As you can see, Eisenberg and Clarke both demonstrate that the evolution of recordings has impacted the ways in which one engages with solitary listening in the forms of catharsis, social interaction, and repeatability in the listening experience. The knowledge I gained from Eisenberg and Clarke prompted and aided me to conduct a series of interviews (https://wordpress.clarku.edu/musicresearch/) with a diverse group of working professionals in the music industry and scholars to better understand how the role of catharsis, social interaction, and repeatability of music manifest in listeners today. The interviews I did exhibit all of these various characteristics however; two individuals in particular exhibited that it is possible for catharsis to manifest in different distinctive behaviors. In here interview with me, the gifted writer, Sam Reed explained that she incorporates music everyday into her life however; she particularly uses catharsis as a way to fuel her creativity when writing. Reed stated:
Music and words inhabit the same place for me, I have lived my life by them; words are what I do, they are my outlet, how I make a living, what I hope to be my career; music is my heartbeat for that. Music is such an enlightened thing, it is universal, you can hear songs in a language you don’t understand and still intuit what is being said just from how the song is put together, the inflection, the tempo, the base. Khalil Gibran, one of my favorite poets, said ‘Music is the language of the Spirit’. I think that sum it up perfectly.
Reed may incorporate music into her daily life including her house, her car, walking down the street, in the shower, and even simultaneously while watching television yet, she solely chooses a cathartic experience to deeply affect her creative process in the midst of her craft.

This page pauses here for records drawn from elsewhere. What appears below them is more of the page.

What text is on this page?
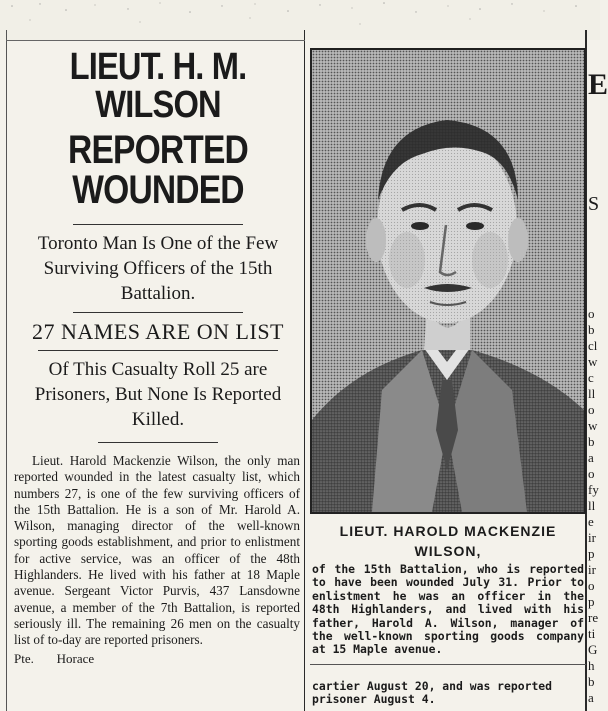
LIEUT. H. M. WILSON
REPORTED WOUNDED
Toronto Man Is One of the Few Surviving Officers of the 15th Battalion.
27 NAMES ARE ON LIST
Of This Casualty Roll 25 are Prisoners, But None Is Reported Killed.

Lieut. Harold Mackenzie Wilson, the only man reported wounded in the latest casualty list, which numbers 27, is one of the few surviving officers of the 15th Battalion. He is a son of Mr. Harold A. Wilson, managing director of the well-known sporting goods establishment, and prior to enlistment for active service, was an officer of the 48th Highlanders. He lived with his father at 18 Maple avenue. Sergeant Victor Purvis, 437 Lansdowne avenue, a member of the 7th Battalion, is reported seriously ill. The remaining 26 men on the casualty list of to-day are reported prisoners.

Pte.       Horace
LIEUT. HAROLD MACKENZIE WILSON,

of the 15th Battalion, who is reported to have been wounded July 31. Prior to enlistment he was an officer in the 48th Highlanders, and lived with his father, Harold A. Wilson, manager of the well-known sporting goods company at 15 Maple avenue.

cartier August 20, and was reported prisoner August 4.
E
S
o
b
cl
w
c
ll
o
w
b
a
o
fy
ll
e
ir
p
ir
o
p
re
ti
G
h
b
a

Edwin Barnett, MD on the other hand, is quite different in his listening practices of choice. Barnett relatively older than Reed grew up listening to jazz records at the young age of nine years old. It became a ritual every Friday and Saturday night with his father that developed into his adulthood. Barnett stated:
It was his ritual on two weekday nights but especially on Friday and Saturday nights. He would listen to a stack of 40 records at a time, continually stacking the records on top of each other. He never put the individual records back in their sleeves; that was my job to do on Sunday night. I loved to look at each record in the stack, wondering what it sounded like.
Barnett’s love of music started with the connection with his father. To this day, Barnett’s evenings after longs days of hard work at the Harlem Hospital in New York City similarly revolve around the ritual of listening to jazz on an LP record like his father. Unlike many listeners, Barnett actively listens in the privacy of his own home as a means of escape rather than an ignition of creativity.